Creative people are often asked about their inspiration or their
muse or whatever it is that kicks their imagination and motivation into high
gear. Some have really complicated rituals while others turn to music to put
them into their prolific state of mind. There are even a few people that
recommend sticking to a routine which I do not get at all since I see routine
as the antithesis to creativity.
As an artist who uses photographs as the basis of my artwork, when
I need to get my blood flowing I get in the car with my cameras and sometimes a
person or two that I love and my dogs and I hit the road. Drives to nowhere are
always the goal, and always on country back roads. Nothing soothes my soul and
clears my head more than indulging the wanderlust and need for simplicity that is
imbedded in my personal genetic makeup. Farms and barns, cows and horses, corn
fields, roadside stands, and a sky full of puffy white clouds. There is not much that can be better than all
of that. My artwork revolves mostly around these kinds of bucolic scenes
although I do add a whimsical twist to them in order to really get people’s
attention. We are all so inundated visually and otherwise nowadays that
sometimes you have to go left of center to make people see.
When I am out on one of my drives I have to pull over countless
times to let someone pass so that they no longer tailgate me. They ride up on me not because I am going too
slow but because they are going too fast.
Although I am maintaining the speed limit, I am in the way of them
racing at breakneck speed to get to where they are going in record time.
I am in the way of them racing to speed through their life, seemingly oblivious to the risks they are taking, the most important being the risk of missing out on the very quality of their own lives.
I am in the way of them racing to speed through their life, seemingly oblivious to the risks they are taking, the most important being the risk of missing out on the very quality of their own lives.
I want people to slow down. That is one of the reasons why I
enhance my landscape artwork so that it has a manipulated, wonky element to
it. It makes people pause; they linger
long enough to really see what they are looking at.

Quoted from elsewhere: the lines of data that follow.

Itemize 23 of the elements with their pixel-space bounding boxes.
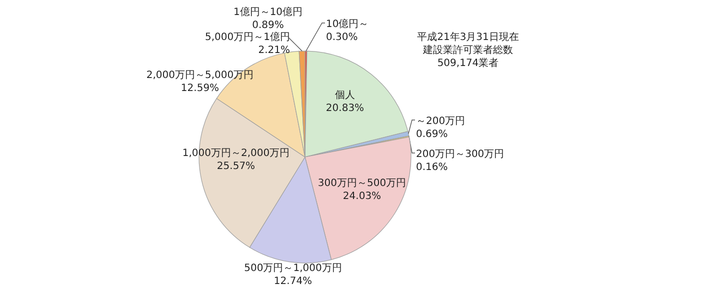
slice-label: ～200万円 xyxy=(416,116,466,127)
data-label: 25.57% xyxy=(216,161,256,172)
slice-label: 5,000万円～1億円 xyxy=(205,31,290,43)
text: 509,174業者 xyxy=(437,57,499,69)
data-label: 12.59% xyxy=(180,83,220,94)
data-label: 0.69% xyxy=(416,129,448,140)
slice-label: 10億円～ xyxy=(326,18,369,30)
data-label: 2.21% xyxy=(258,45,290,56)
slice-label: 1,000万円～2,000万円 xyxy=(182,148,290,159)
data-label: 0.16% xyxy=(416,162,448,173)
text: 建設業許可業者総数 xyxy=(422,44,513,56)
slice-label: 200万円～300万円 xyxy=(416,149,504,160)
slice-label: 300万円～500万円 xyxy=(318,178,406,189)
slice-label: 個人 xyxy=(335,90,355,101)
data-label: 0.30% xyxy=(326,32,358,43)
data-label: 24.03% xyxy=(342,191,382,202)
text: 平成21年3月31日現在 xyxy=(417,31,519,43)
slice-label: 500万円～1,000万円 xyxy=(244,263,342,274)
slice-label: 2,000万円～5,000万円 xyxy=(146,70,254,81)
data-label: 0.89% xyxy=(252,20,284,31)
data-label: 12.74% xyxy=(274,276,312,287)
slice-label: 1億円～10億円 xyxy=(233,6,303,18)
data-label: 20.83% xyxy=(326,103,364,114)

I want them to pay attention to the beauty that is everywhere
that they are not seeing as they lose their senses of wonder and awe to the
myriad of distractions that everyone is consumed with and buried under
nowadays.
I cannot imagine that it is worth any of these risks,
particularly the risk of not seeing all there is to see every single day of our
lives. Remember staring at clouds until
they turned into recognizable shapes?
When is the last time you did that?
These days everyone is preoccupied as they rush from one place
to another. They are talking, texting, checking in, status updating, tweeting,
Instagramming, picking up, dropping off, shopping, etc. All of that distraction is coming at a very high
cost and that cost has nothing to do with the ridiculous amounts of money spent
on gadgetry. I read recently that mobile
data revenues in the U.S. market were $90 billion for 2013. That is a whole lot of distraction.
When is the last time you got in the car to go for a drive to
nowhere? How about taking a walk in the
countryside just to listen to how quiet it is there? Do your kids know how great it is to dip
their toes into a stream or to laugh while watching the antics of a bunch of
farm animals?
Le petit bonheur is a French term that translates to the small
happiness. It means to take pleasure in
and appreciate the little things. It means that if you see a lady with a camera
pulled off to the side of the road, instead of speeding past her, think about
slowing down to see what she is taking pictures of.
You might wind up being very pleasantly surprised.